People are ditching casual dining chains — and that’s terrible news for chains like Chilli’s.
On Tuesday, Chilli’s parent company Brinker International announced that traffic at company-owned stores dropped 6.2% in the third quarter at the casual dining chain. Same-store sales dropped 2.3% in the quarter.
Over the last two years, Chilli’s traffic has decreased by more than 10% as casual dining chains have struggled to stay relevant.
“Casual dining is under more pressure now than ever to win consumers’ hearts and minds,” Wyman Roberts, Brinker International’s CEO, said in a call with investors.
Roberts acknowledged that Chilli’s needs to improve, and said that changes are in the works to speed up service, ensure food is served hot, and improve menu quality. Customers may have already noticed adjustments such as a new burger preparation — now smashing burgers, a style popularised by burger chain Smashburger — and adding “50% more protein” to fajitas.
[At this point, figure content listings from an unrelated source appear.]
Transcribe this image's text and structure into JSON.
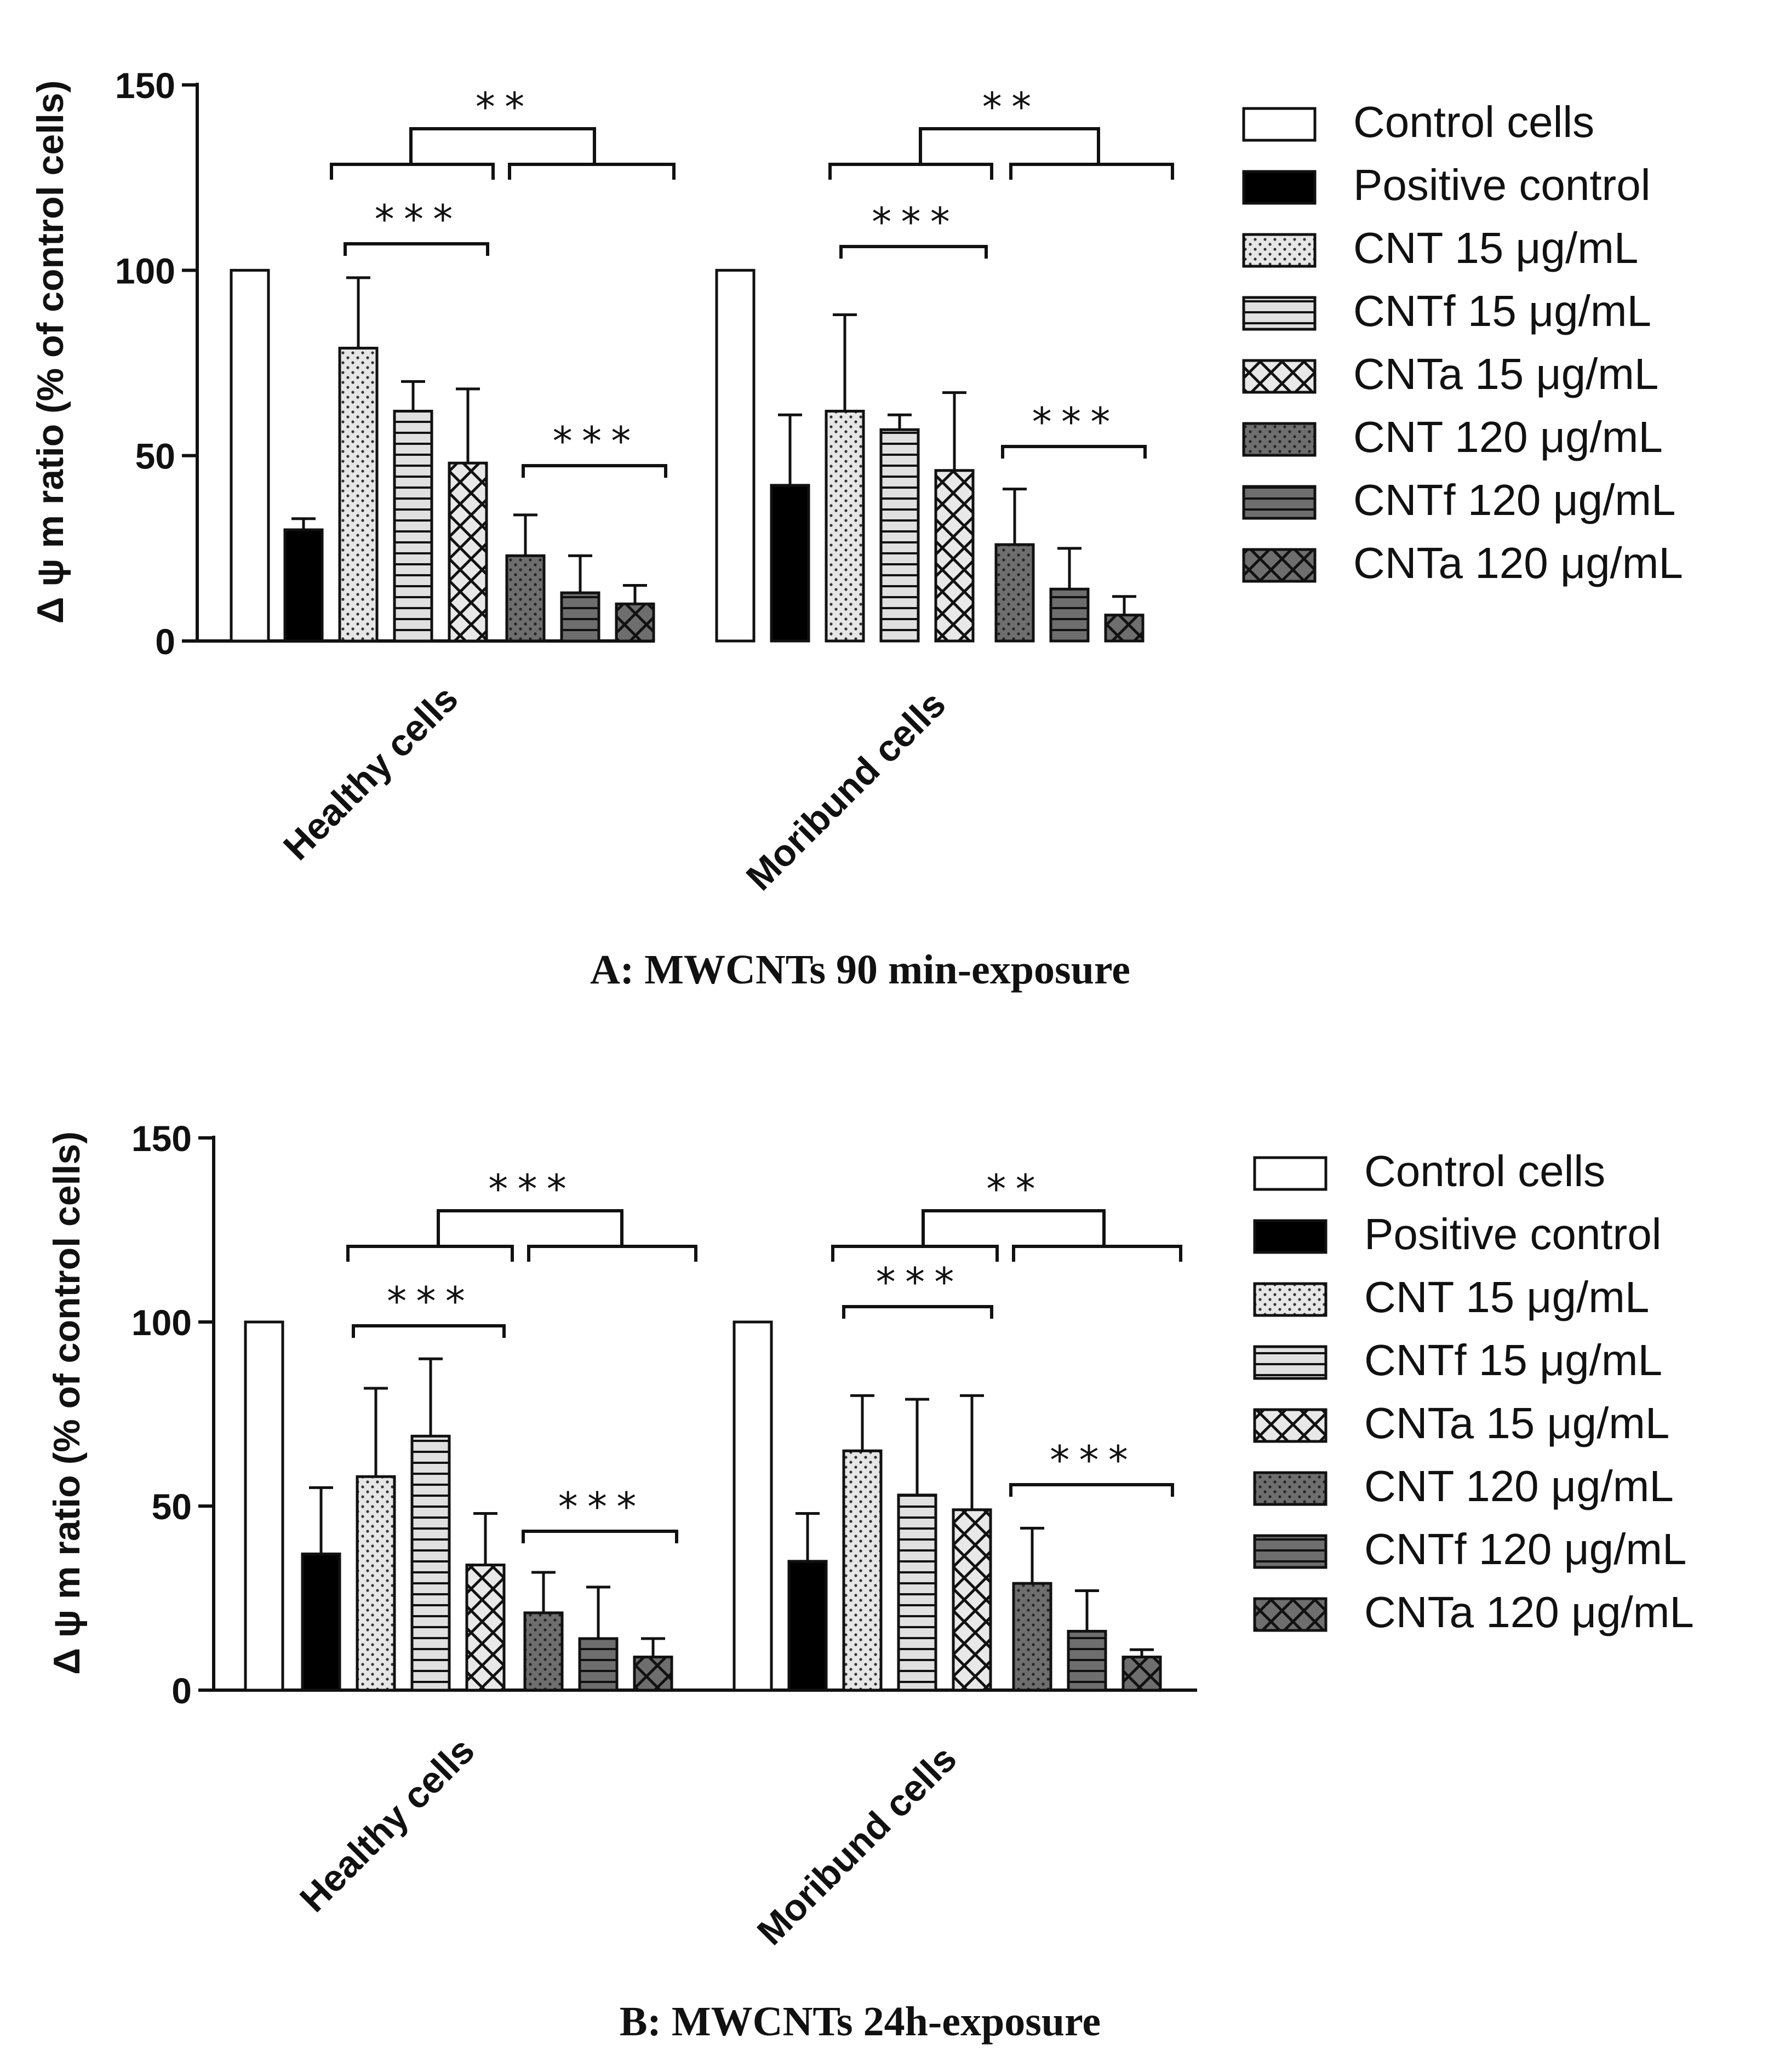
{
  "chart_data": [
    {
      "type": "bar",
      "caption": "A: MWCNTs 90 min-exposure",
      "ylabel": "Δ ψ m ratio (% of control cells)",
      "ylim": [
        0,
        150
      ],
      "yticks": [
        "0",
        "50",
        "100",
        "150"
      ],
      "categories": [
        "Healthy cells",
        "Moribund cells"
      ],
      "legend_position": "right",
      "series": [
        {
          "name": "Control cells",
          "values": [
            100,
            100
          ],
          "errors": [
            null,
            null
          ]
        },
        {
          "name": "Positive control",
          "values": [
            30,
            42
          ],
          "errors": [
            33,
            61
          ]
        },
        {
          "name": "CNT 15 μg/mL",
          "values": [
            79,
            62
          ],
          "errors": [
            98,
            88
          ]
        },
        {
          "name": "CNTf 15 μg/mL",
          "values": [
            62,
            57
          ],
          "errors": [
            70,
            61
          ]
        },
        {
          "name": "CNTa 15 μg/mL",
          "values": [
            48,
            46
          ],
          "errors": [
            68,
            67
          ]
        },
        {
          "name": "CNT 120 μg/mL",
          "values": [
            23,
            26
          ],
          "errors": [
            34,
            41
          ]
        },
        {
          "name": "CNTf 120 μg/mL",
          "values": [
            13,
            14
          ],
          "errors": [
            23,
            25
          ]
        },
        {
          "name": "CNTa 120 μg/mL",
          "values": [
            10,
            7
          ],
          "errors": [
            15,
            12
          ]
        }
      ],
      "significance": [
        {
          "label": "**",
          "group": "Healthy cells"
        },
        {
          "label": "***",
          "group": "Healthy cells"
        },
        {
          "label": "***",
          "group": "Healthy cells"
        },
        {
          "label": "**",
          "group": "Moribund cells"
        },
        {
          "label": "***",
          "group": "Moribund cells"
        },
        {
          "label": "***",
          "group": "Moribund cells"
        }
      ]
    },
    {
      "type": "bar",
      "caption": "B: MWCNTs 24h-exposure",
      "ylabel": "Δ ψ m ratio (% of control cells)",
      "ylim": [
        0,
        150
      ],
      "yticks": [
        "0",
        "50",
        "100",
        "150"
      ],
      "categories": [
        "Healthy cells",
        "Moribund cells"
      ],
      "legend_position": "right",
      "series": [
        {
          "name": "Control cells",
          "values": [
            100,
            100
          ],
          "errors": [
            null,
            null
          ]
        },
        {
          "name": "Positive control",
          "values": [
            37,
            35
          ],
          "errors": [
            55,
            48
          ]
        },
        {
          "name": "CNT 15 μg/mL",
          "values": [
            58,
            65
          ],
          "errors": [
            82,
            80
          ]
        },
        {
          "name": "CNTf 15 μg/mL",
          "values": [
            69,
            53
          ],
          "errors": [
            90,
            79
          ]
        },
        {
          "name": "CNTa 15 μg/mL",
          "values": [
            34,
            49
          ],
          "errors": [
            48,
            80
          ]
        },
        {
          "name": "CNT 120 μg/mL",
          "values": [
            21,
            29
          ],
          "errors": [
            32,
            44
          ]
        },
        {
          "name": "CNTf 120 μg/mL",
          "values": [
            14,
            16
          ],
          "errors": [
            28,
            27
          ]
        },
        {
          "name": "CNTa 120 μg/mL",
          "values": [
            9,
            9
          ],
          "errors": [
            14,
            11
          ]
        }
      ],
      "significance": [
        {
          "label": "***",
          "group": "Healthy cells"
        },
        {
          "label": "***",
          "group": "Healthy cells"
        },
        {
          "label": "***",
          "group": "Healthy cells"
        },
        {
          "label": "**",
          "group": "Moribund cells"
        },
        {
          "label": "***",
          "group": "Moribund cells"
        },
        {
          "label": "***",
          "group": "Moribund cells"
        }
      ]
    }
  ]
}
However, the biggest problem seems to be one that Roberts cannot fix. Brinker CFO Thomas Edwards Jr. said the casual dining industry continues to be “weaker and more volatile than expected,” something that impacts not just Chilli’s, but also chains such as Ruby Tuesday, Applebee’s, and TGI Fridays.
Casual dining chains have struggled to win over customers as trendy and inexpensive fast-casual chains like Chipotle and Shake Shack have become more popular and malls have closed. And, with analyst concerns that the US could be entering a restaurant recession and that the industry is “over-retailed,” casual dining chains are being hit especially hard by customers’ disinterest.
“When you look at the alternatives out there in the marketplace today and who’s creating buzz and creating excitement, it’s gone away from chain casual dining,” TGI Fridays CEO John Antioco recently told Business Insider.